In his classic Pedagogy of the Oppressed, educator Paulo Freire writes of the “eminently pedagogical character of the revolution.” For Freire, education takes place when there are two learner-teachers who occupy different spaces in an ongoing dialogue. Since both participants bring knowledge to the relationship, the pedagogic process seeks to explore what each knows and what they can teach each other. In the context of learning, “the learners will be engaged in a continuous transformation through which they become authentic subjects of the construction and reconstruction of what is being taught, side by side with the teacher, who is equally subject to the same process.” Using grades as a way to assess learning does not recognize that the process of teaching is also a process of learning, and vice-versa.

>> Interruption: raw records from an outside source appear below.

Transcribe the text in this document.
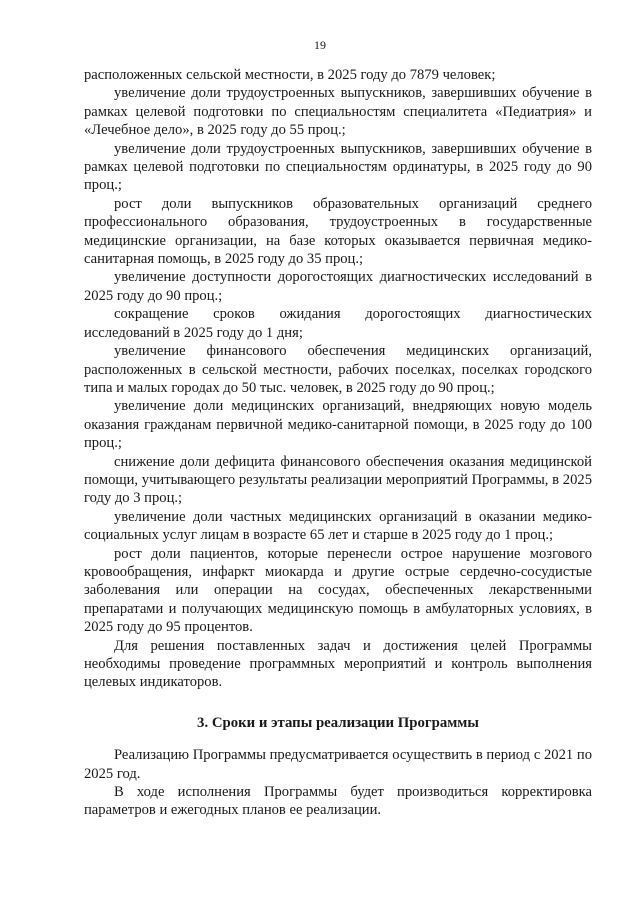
19

расположенных сельской местности, в 2025 году до 7879 человек;

увеличение доли трудоустроенных выпускников, завершивших обучение в рамках целевой подготовки по специальностям специалитета «Педиатрия» и «Лечебное дело», в 2025 году до 55 проц.;

увеличение доли трудоустроенных выпускников, завершивших обучение в рамках целевой подготовки по специальностям ординатуры, в 2025 году до 90 проц.;

рост доли выпускников образовательных организаций среднего профессионального образования, трудоустроенных в государственные медицинские организации, на базе которых оказывается первичная медико-санитарная помощь, в 2025 году до 35 проц.;

увеличение доступности дорогостоящих диагностических исследований в 2025 году до 90 проц.;

сокращение сроков ожидания дорогостоящих диагностических исследований в 2025 году до 1 дня;

увеличение финансового обеспечения медицинских организаций, расположенных в сельской местности, рабочих поселках, поселках городского типа и малых городах до 50 тыс. человек, в 2025 году до 90 проц.;

увеличение доли медицинских организаций, внедряющих новую модель оказания гражданам первичной медико-санитарной помощи, в 2025 году до 100 проц.;

снижение доли дефицита финансового обеспечения оказания медицинской помощи, учитывающего результаты реализации мероприятий Программы, в 2025 году до 3 проц.;

увеличение доли частных медицинских организаций в оказании медико-социальных услуг лицам в возрасте 65 лет и старше в 2025 году до 1 проц.;

рост доли пациентов, которые перенесли острое нарушение мозгового кровообращения, инфаркт миокарда и другие острые сердечно-сосудистые заболевания или операции на сосудах, обеспеченных лекарственными препаратами и получающих медицинскую помощь в амбулаторных условиях, в 2025 году до 95 процентов.

Для решения поставленных задач и достижения целей Программы необходимы проведение программных мероприятий и контроль выполнения целевых индикаторов.

3. Сроки и этапы реализации Программы

Реализацию Программы предусматривается осуществить в период с 2021 по 2025 год.

В ходе исполнения Программы будет производиться корректировка параметров и ежегодных планов ее реализации.
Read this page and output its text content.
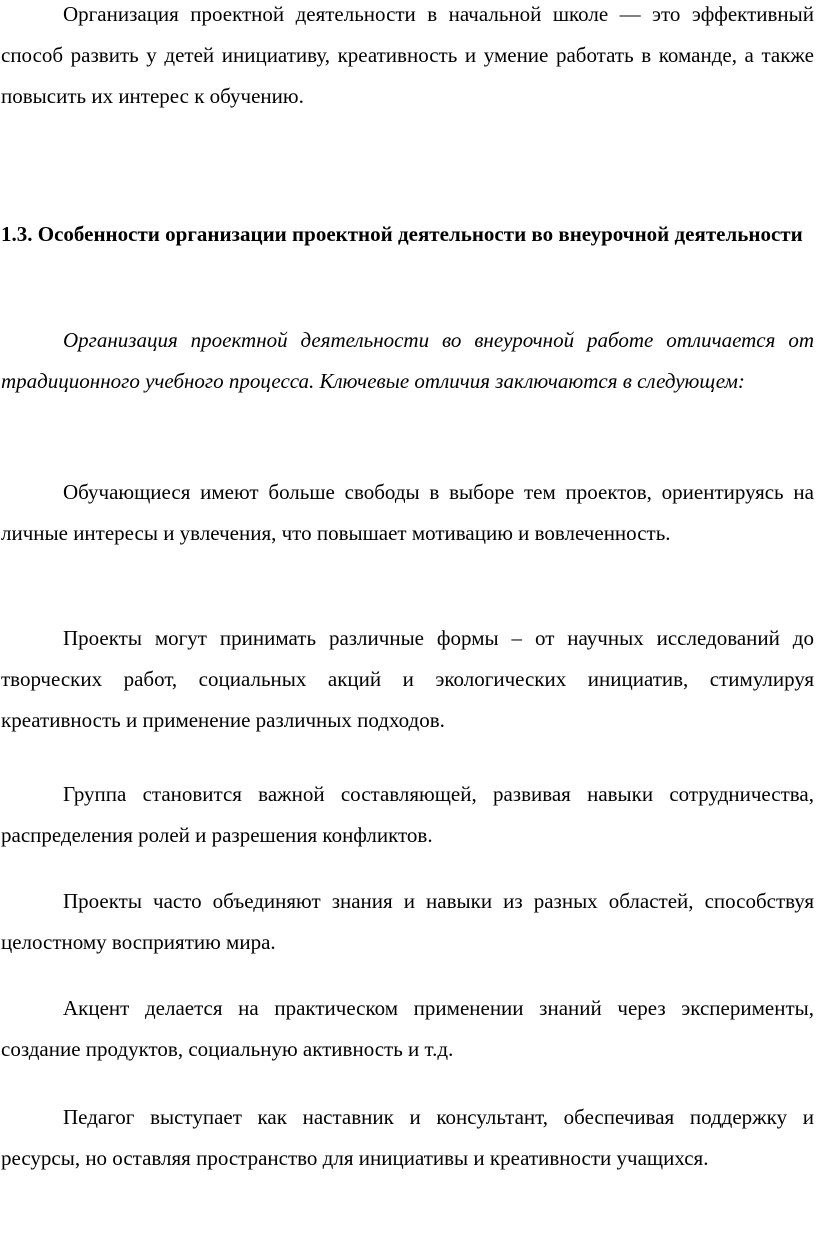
Организация проектной деятельности в начальной школе — это эффективный способ развить у детей инициативу, креативность и умение работать в команде, а также повысить их интерес к обучению.

1.3. Особенности организации проектной деятельности во внеурочной деятельности

Организация проектной деятельности во внеурочной работе отличается от традиционного учебного процесса. Ключевые отличия заключаются в следующем:

Обучающиеся имеют больше свободы в выборе тем проектов, ориентируясь на личные интересы и увлечения, что повышает мотивацию и вовлеченность.

Проекты могут принимать различные формы – от научных исследований до творческих работ, социальных акций и экологических инициатив, стимулируя креативность и применение различных подходов.

Группа становится важной составляющей, развивая навыки сотрудничества, распределения ролей и разрешения конфликтов.

Проекты часто объединяют знания и навыки из разных областей, способствуя целостному восприятию мира.

Акцент делается на практическом применении знаний через эксперименты, создание продуктов, социальную активность и т.д.

Педагог выступает как наставник и консультант, обеспечивая поддержку и ресурсы, но оставляя пространство для инициативы и креативности учащихся.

On the contrary, grading to assess learning is akin to what Freire calls the “banking concept” of education. Under this model, the student is seen as an empty vessel, absolutely ignorant and waiting to be filled by the knowledge of the teacher. Related to this is the notion of knowledge as “universal and essential.” Knowledge is seen as something that exists outside the person doing the studying. The student in this model is an object in the learning process, which is designed to produce a subservient mass of workers and consumers who will not question the status quo or their capacity to transform it. Stina and my stance against grading echoes Freire in his position against the banking system of education and in the recognition that “education as a humanist and liberating praxis posits as fundamental that the people subjected to domination must fight for their emancipation.” Education, rather than ranking students, must function as a catalyst for the conscientization of students and teachers alike, as social and political actors capable of creating alternative futures.
You close by asking me what advice I would give to other academics who do not see decolonizing the curriculum as a priority. I would follow Audre Lorde’s essay “Poetry is Not a Luxury” and ask them: Are you engaging your students’ auras, their ideas, their dreams of transforming the world? Or are you merely moving them to temporary and reactive action?